CDSL IPO received a huge response on the final day of bidding and was subscribed 169.41 times at the close of bidding today. Of their respective quota of reserved shares, employees bid 1.40 times, retail investors bid 22.30 times, institutional investors bid an impressive 148.71 times, non-institutional investors bid a humongous 563.02 times. The total subscription at 3 pm on the final day of bidding was already 101.55 times.
The IPO is worth up to Rs 524 crore with 2,48,27,046 equity shares on offer. The shares with a face value Rs 10 each will list on NSE and the retail allocation has been fixed at 35%. SEBI rules bar stock exchange companies from self-listing.
On Friday, the issue raised Rs 154.07 crore by issuing 1.03 crore equity shares to 15 anchor investors – SBI Magnum Tax Gain Scheme, ICICI Prudential, HSBC Indian Equity Mother Fund, Abu Dhabi Investment Authority–Behave, FIL Investments (Mauritius), Goldman Sachs India etc.

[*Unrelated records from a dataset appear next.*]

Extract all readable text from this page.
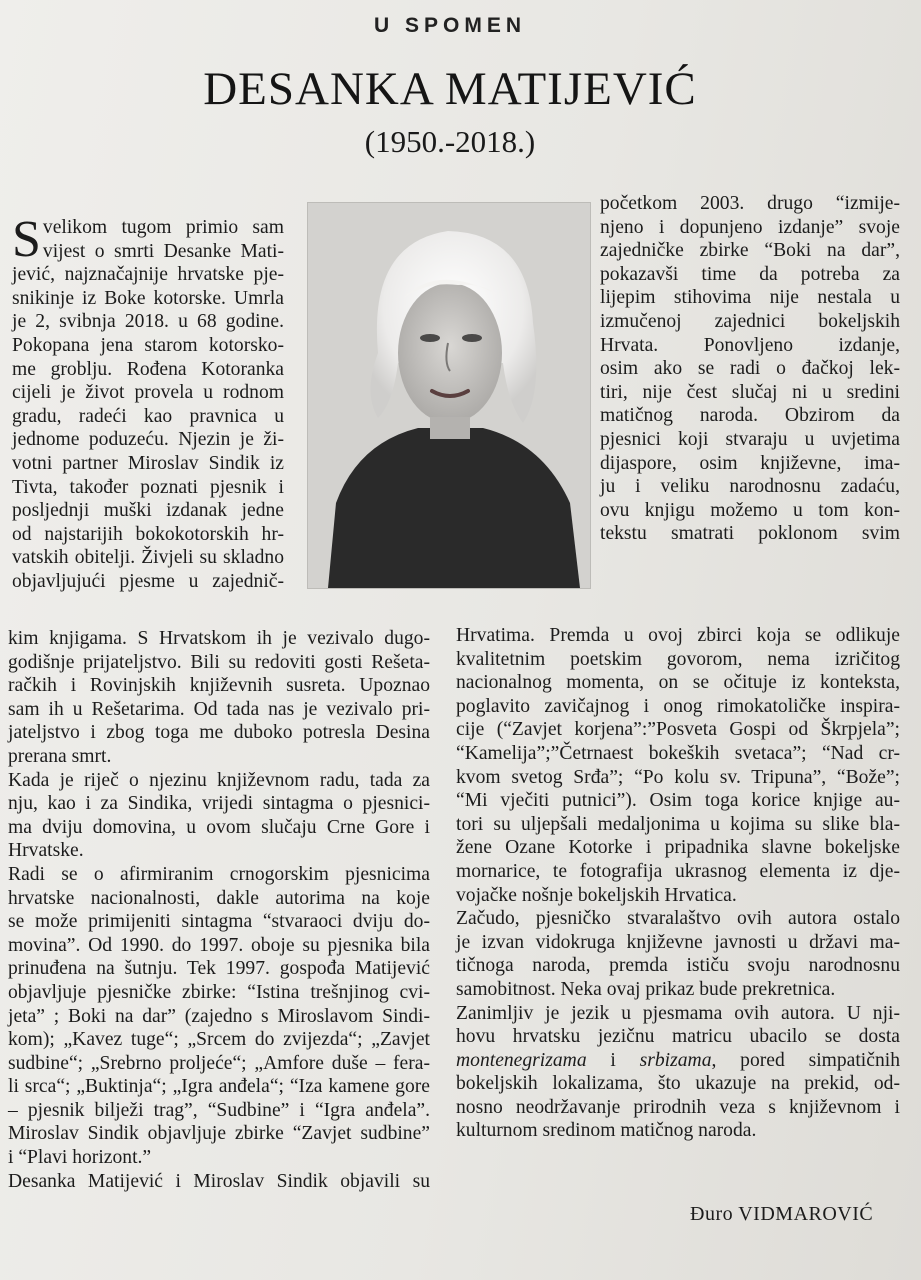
U SPOMEN
DESANKA MATIJEVIĆ
(1950.-2018.)
S velikom tugom primio sam
vijest o smrti Desanke Mati-
jević, najznačajnije hrvatske pje-
snikinje iz Boke kotorske. Umrla
je 2, svibnja 2018. u 68 godine.
Pokopana jena starom kotorsko-
me groblju. Rođena Kotoranka
cijeli je život provela u rodnom
gradu, radeći kao pravnica u
jednome poduzeću. Njezin je ži-
votni partner Miroslav Sindik iz
Tivta, također poznati pjesnik i
posljednji muški izdanak jedne
od najstarijih bokokotorskih hr-
vatskih obitelji. Živjeli su skladno
objavljujući pjesme u zajednič-
kim knjigama. S Hrvatskom ih je vezivalo dugo-
godišnje prijateljstvo. Bili su redoviti gosti Rešeta-
račkih i Rovinjskih književnih susreta. Upoznao
sam ih u Rešetarima. Od tada nas je vezivalo pri-
jateljstvo i zbog toga me duboko potresla Desina
prerana smrt.
Kada je riječ o njezinu književnom radu, tada za
nju, kao i za Sindika, vrijedi sintagma o pjesnici-
ma dviju domovina, u ovom slučaju Crne Gore i
Hrvatske.
Radi se o afirmiranim crnogorskim pjesnicima
hrvatske nacionalnosti, dakle autorima na koje
se može primijeniti sintagma “stvaraoci dviju do-
movina”. Od 1990. do 1997. oboje su pjesnika bila
prinuđena na šutnju. Tek 1997. gospođa Matijević
objavljuje pjesničke zbirke: “Istina trešnjinog cvi-
jeta” ; Boki na dar” (zajedno s Miroslavom Sindi-
kom); „Kavez tuge“; „Srcem do zvijezda“; „Zavjet
sudbine“; „Srebrno proljeće“; „Amfore duše – fera-
li srca“; „Buktinja“; „Igra anđela“; “Iza kamene gore
– pjesnik bilježi trag”, “Sudbine” i “Igra anđela”.
Miroslav Sindik objavljuje zbirke “Zavjet sudbine”
i “Plavi horizont.”
Desanka Matijević i Miroslav Sindik objavili su
početkom 2003. drugo “izmije-
njeno i dopunjeno izdanje” svoje
zajedničke zbirke “Boki na dar”,
pokazavši time da potreba za
lijepim stihovima nije nestala u
izmučenoj zajednici bokeljskih
Hrvata. Ponovljeno izdanje,
osim ako se radi o đačkoj lek-
tiri, nije čest slučaj ni u sredini
matičnog naroda. Obzirom da
pjesnici koji stvaraju u uvjetima
dijaspore, osim književne, ima-
ju i veliku narodnosnu zadaću,
ovu knjigu možemo u tom kon-
tekstu smatrati poklonom svim
Hrvatima. Premda u ovoj zbirci koja se odlikuje
kvalitetnim poetskim govorom, nema izričitog
nacionalnog momenta, on se očituje iz konteksta,
poglavito zavičajnog i onog rimokatoličke inspira-
cije (“Zavjet korjena”:”Posveta Gospi od Škrpjela”;
“Kamelija”;”Četrnaest bokeških svetaca”; “Nad cr-
kvom svetog Srđa”; “Po kolu sv. Tripuna”, “Bože”;
“Mi vječiti putnici”). Osim toga korice knjige au-
tori su uljepšali medaljonima u kojima su slike bla-
žene Ozane Kotorke i pripadnika slavne bokeljske
mornarice, te fotografija ukrasnog elementa iz dje-
vojačke nošnje bokeljskih Hrvatica.
Začudo, pjesničko stvaralaštvo ovih autora ostalo
je izvan vidokruga književne javnosti u državi ma-
tičnoga naroda, premda ističu svoju narodnosnu
samobitnost. Neka ovaj prikaz bude prekretnica.
Zanimljiv je jezik u pjesmama ovih autora. U nji-
hovu hrvatsku jezičnu matricu ubacilo se dosta
montenegrizama i srbizama, pored simpatičnih
bokeljskih lokalizama, što ukazuje na prekid, od-
nosno neodržavanje prirodnih veza s književnom i
kulturnom sredinom matičnog naroda.
Đuro VIDMAROVIĆ
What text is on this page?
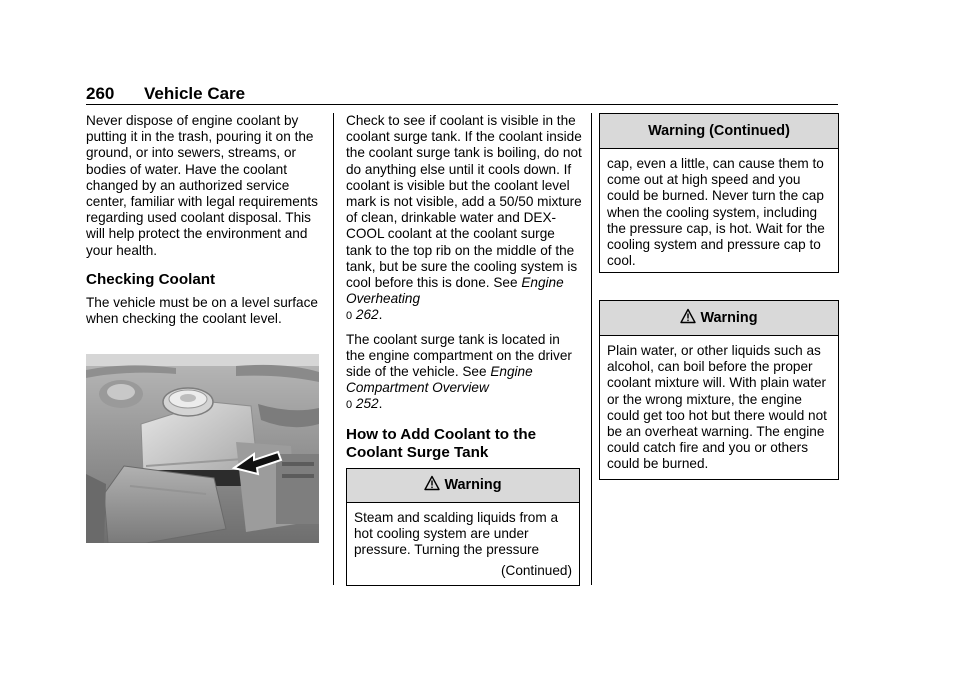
260 Vehicle Care

Never dispose of engine coolant by putting it in the trash, pouring it on the ground, or into sewers, streams, or bodies of water. Have the coolant changed by an authorized service center, familiar with legal requirements regarding used coolant disposal. This will help protect the environment and your health.

Checking Coolant

The vehicle must be on a level surface when checking the coolant level.

Check to see if coolant is visible in the coolant surge tank. If the coolant inside the coolant surge tank is boiling, do not do anything else until it cools down. If coolant is visible but the coolant level mark is not visible, add a 50/50 mixture of clean, drinkable water and DEX-COOL coolant at the coolant surge tank to the top rib on the middle of the tank, but be sure the cooling system is cool before this is done. See Engine Overheating
0 262.

The coolant surge tank is located in the engine compartment on the driver side of the vehicle. See Engine Compartment Overview
0 252.

How to Add Coolant to the Coolant Surge Tank
Warning
Steam and scalding liquids from a hot cooling system are under pressure. Turning the pressure
(Continued)
Warning (Continued)
cap, even a little, can cause them to come out at high speed and you could be burned. Never turn the cap when the cooling system, including the pressure cap, is hot. Wait for the cooling system and pressure cap to cool.
Warning
Plain water, or other liquids such as alcohol, can boil before the proper coolant mixture will. With plain water or the wrong mixture, the engine could get too hot but there would not be an overheat warning. The engine could catch fire and you or others could be burned.
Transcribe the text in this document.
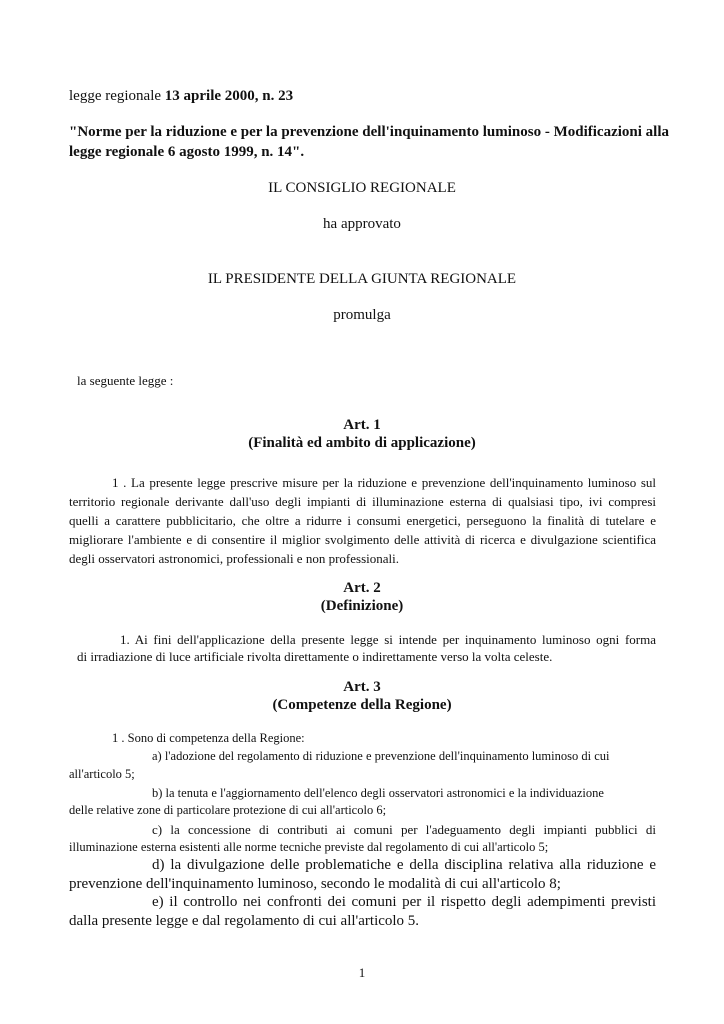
legge regionale 13 aprile 2000, n. 23
"Norme per la riduzione e per la prevenzione dell'inquinamento luminoso - Modificazioni alla
legge regionale 6 agosto 1999, n. 14".
IL CONSIGLIO REGIONALE
ha approvato
IL PRESIDENTE DELLA GIUNTA REGIONALE
promulga
la seguente legge :
Art. 1
(Finalità ed ambito di applicazione)
1 . La presente legge prescrive misure per la riduzione e prevenzione dell'inquinamento luminoso sul
territorio regionale derivante dall'uso degli impianti di illuminazione esterna di qualsiasi tipo, ivi compresi
quelli a carattere pubblicitario, che oltre a ridurre i consumi energetici, perseguono la finalità di tutelare e
migliorare l'ambiente e di consentire il miglior svolgimento delle attività di ricerca e divulgazione scientifica
degli osservatori astronomici, professionali e non professionali.
Art. 2
(Definizione)
1. Ai fini dell'applicazione della presente legge si intende per inquinamento luminoso ogni forma
di irradiazione di luce artificiale rivolta direttamente o indirettamente verso la volta celeste.
Art. 3
(Competenze della Regione)
1 . Sono di competenza della Regione:
a) l'adozione del regolamento di riduzione e prevenzione dell'inquinamento luminoso di cui
all'articolo 5;
b) la tenuta e l'aggiornamento dell'elenco degli osservatori astronomici e la individuazione
delle relative zone di particolare protezione di cui all'articolo 6;
c) la concessione di contributi ai comuni per l'adeguamento degli impianti pubblici di
illuminazione esterna esistenti alle norme tecniche previste dal regolamento di cui all'articolo 5;
d) la divulgazione delle problematiche e della disciplina relativa alla riduzione e
prevenzione dell'inquinamento luminoso, secondo le modalità di cui all'articolo 8;
e) il controllo nei confronti dei comuni per il rispetto degli adempimenti previsti
dalla presente legge e dal regolamento di cui all'articolo 5.
1
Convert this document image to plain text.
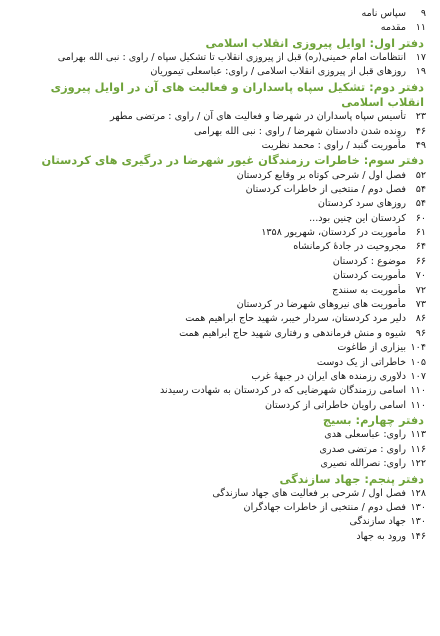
۹
سپاس نامه
۱۱
مقدمه
دفتر اول: اوایل پیروزی انقلاب اسلامی
۱۷
انتظامات امام خمینی(ره) قبل از پیروزی انقلاب تا تشکیل سپاه / راوی : نبی الله بهرامی
۱۹
روزهای قبل از پیروزی انقلاب اسلامی / راوی: عباسعلی تیموریان
دفتر دوم: تشکیل سپاه پاسداران و فعالیت های آن در اوایل پیروزی انقلاب اسلامی
۲۳
تأسیس سپاه پاسداران در شهرضا و فعالیت های آن / راوی : مرتضی مطهر
۴۶
روِنده شدن دادستان شهرضا / راوی : نبی الله بهرامی
۴۹
مأموریت گنبد / راوی : محمد نظریت
دفتر سوم: خاطرات رزمندگان غیور شهرضا در درگیری های کردستان
۵۲
فصل اول / شرحی کوتاه بر وقایع کردستان
۵۴
فصل دوم / منتخبی از خاطرات کردستان
۵۴
روزهای سرد کردستان
۶۰
کردستان این چنین بود...
۶۱
مأموریت در کردستان، شهریور ۱۳۵۸
۶۴
مجروحیت در جادۀ کرمانشاه
۶۶
موضوع : کردستان
۷۰
مأموریت کردستان
۷۲
مأموریت به سنندج
۷۳
مأموریت های نیروهای شهرضا در کردستان
۸۶
دلیر مرد کردستان، سردار خیبر، شهید حاج ابراهیم همت
۹۶
شیوه و منش فرماندهی و رفتاری شهید حاج ابراهیم همت
۱۰۴
بیزاری از طاغوت
۱۰۵
خاطراتی از یک دوست
۱۰۷
دلاوری رزمنده های ایران در جبهۀ غرب
۱۱۰
اسامی رزمندگان شهرضایی که در کردستان به شهادت رسیدند
۱۱۰
اسامی راویان خاطراتی از کردستان
دفتر چهارم: بسیج
۱۱۳
راوی: عباسعلی هدی
۱۱۶
راوی : مرتضی صدری
۱۲۲
راوی: نصرالله نصیری
دفتر پنجم: جهاد سازندگی
۱۲۸
فصل اول / شرحی بر فعالیت های جهاد سازندگی
۱۳۰
فصل دوم / منتخبی از خاطرات جهادگران
۱۳۰
جهاد سازندگی
۱۴۶
ورود به جهاد
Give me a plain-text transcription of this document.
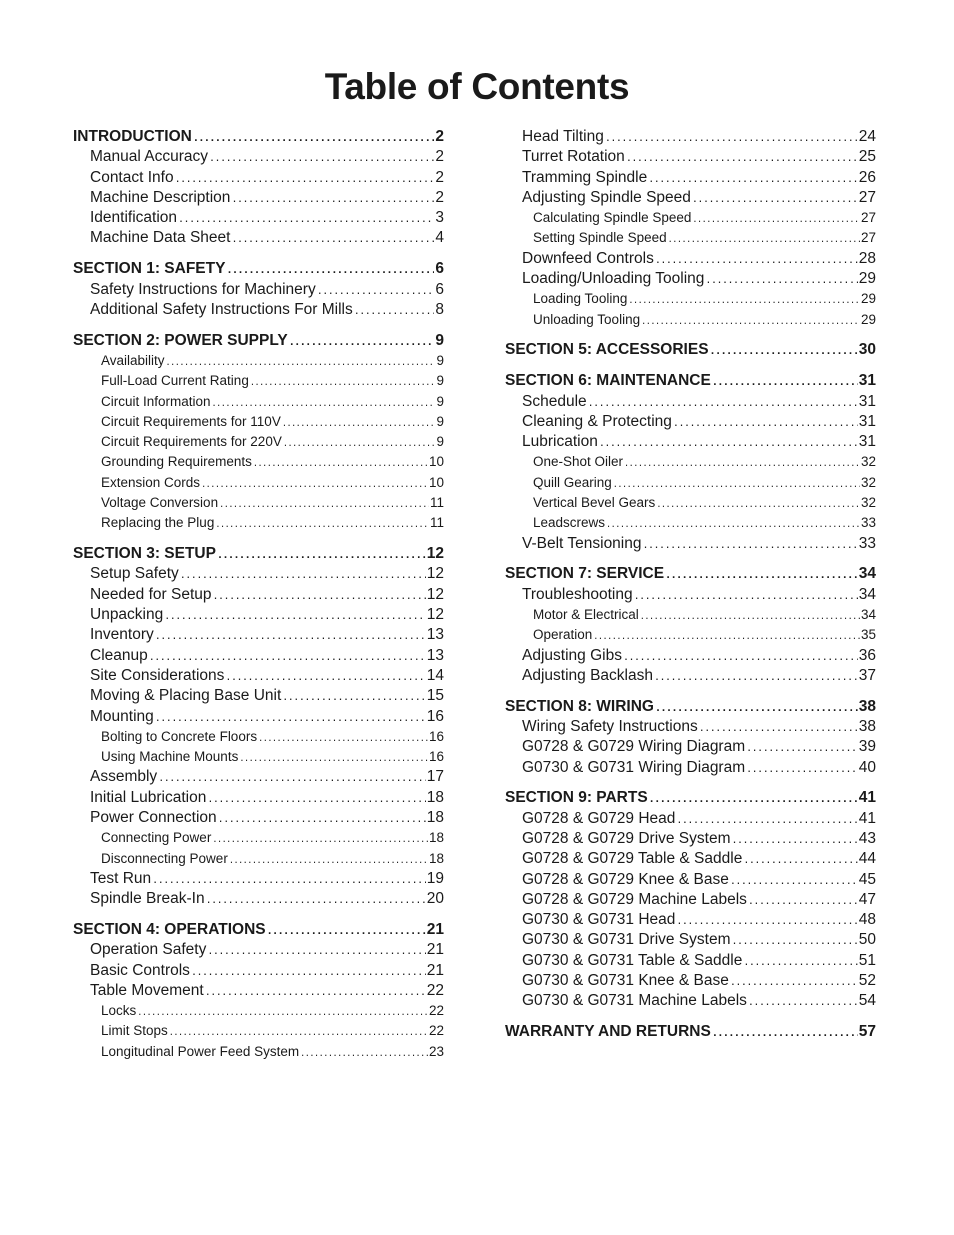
Table of Contents
INTRODUCTION .....	2
Manual Accuracy .....	2
Contact Info .....	2
Machine Description .....	2
Identification .....	3
Machine Data Sheet .....	4
SECTION 1: SAFETY .....	6
Safety Instructions for Machinery .....	6
Additional Safety Instructions For Mills .....	8
SECTION 2: POWER SUPPLY .....	9
Availability .....	9
Full-Load Current Rating .....	9
Circuit Information .....	9
Circuit Requirements for 110V .....	9
Circuit Requirements for 220V .....	9
Grounding Requirements .....	10
Extension Cords .....	10
Voltage Conversion .....	11
Replacing the Plug .....	11
SECTION 3: SETUP .....	12
Setup Safety .....	12
Needed for Setup .....	12
Unpacking .....	12
Inventory .....	13
Cleanup .....	13
Site Considerations .....	14
Moving & Placing Base Unit .....	15
Mounting .....	16
Bolting to Concrete Floors .....	16
Using Machine Mounts .....	16
Assembly .....	17
Initial Lubrication .....	18
Power Connection .....	18
Connecting Power .....	18
Disconnecting Power .....	18
Test Run .....	19
Spindle Break-In .....	20
SECTION 4: OPERATIONS .....	21
Operation Safety .....	21
Basic Controls .....	21
Table Movement .....	22
Locks .....	22
Limit Stops .....	22
Longitudinal Power Feed System .....	23
Head Tilting .....	24
Turret Rotation .....	25
Tramming Spindle .....	26
Adjusting Spindle Speed .....	27
Calculating Spindle Speed .....	27
Setting Spindle Speed .....	27
Downfeed Controls .....	28
Loading/Unloading Tooling .....	29
Loading Tooling .....	29
Unloading Tooling .....	29
SECTION 5: ACCESSORIES .....	30
SECTION 6: MAINTENANCE .....	31
Schedule .....	31
Cleaning & Protecting .....	31
Lubrication .....	31
One-Shot Oiler .....	32
Quill Gearing .....	32
Vertical Bevel Gears .....	32
Leadscrews .....	33
V-Belt Tensioning .....	33
SECTION 7: SERVICE .....	34
Troubleshooting .....	34
Motor & Electrical .....	34
Operation .....	35
Adjusting Gibs .....	36
Adjusting Backlash .....	37
SECTION 8: WIRING .....	38
Wiring Safety Instructions .....	38
G0728 & G0729 Wiring Diagram .....	39
G0730 & G0731 Wiring Diagram .....	40
SECTION 9: PARTS .....	41
G0728 & G0729 Head .....	41
G0728 & G0729 Drive System .....	43
G0728 & G0729 Table & Saddle .....	44
G0728 & G0729 Knee & Base .....	45
G0728 & G0729 Machine Labels .....	47
G0730 & G0731 Head .....	48
G0730 & G0731 Drive System .....	50
G0730 & G0731 Table & Saddle .....	51
G0730 & G0731 Knee & Base .....	52
G0730 & G0731 Machine Labels .....	54
WARRANTY AND RETURNS .....	57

The company is one of the two depositories in India which naturally makes it a sought-after upcoming IPO. NSE’s NSDL is the only competitor for CDSL. Just like BSE was the first stock exchange to list in India, CDSL will be the first depository to be quoted on an Indian stock exchange.
CDSL was established in 1997 by BSE, which holds a 50.05% equity stake in the depository unit. In addition to BSE, SBI and Bank of Baroda will also reduce their shareholding while Calcutta Stock Exchange will sell all the 1,000,000 shares it owns.
Brokerage houses had recommended subscribing to the issue citing strong parentage, steady growth, a decent return on equity, and high barriers to entry. However, there are risks as well, such as losses from an interruption in the IT systems or revenue loss from falling trading volumes.
Stock trading in India is still considered niche and risky by a large portion of investing public, including people who end up investing in stock markets indirectly through mutual funds. However, the scenario is changing gradually and this is a big positive for players like CDSL.
The company has seen its revenues grow at a CAGR of 3.67% over the past four years with the revenue in FY2016 being Rs 139.4 crore. Just like its revenues, CDSL has seen an uptick in profits as well. Its net profit has grown at a CAGR of 7.59% over the last four years with the FY2016 profits being Rs 74.1 crore. The company’s margins have been are solid and have never dipped below 34% in the last four years. In the latest year, its profitability was at 53.2%. The company credits this strong profitability to its scalable business model.
CDSL has paid dividends regularly to its shareholders in the last four years and considering that BSE will continue to remain the biggest shareholder, this policy is unlikely to change anytime soon. Out of the Rs 74.1 crore, it earned last year, CDSL paid a total of Rs 31.4 crore in the form of dividends. CDSL paid a dividend at the rate of 25% (Rs 2.5 per share) and this was up from 22% in FY2015.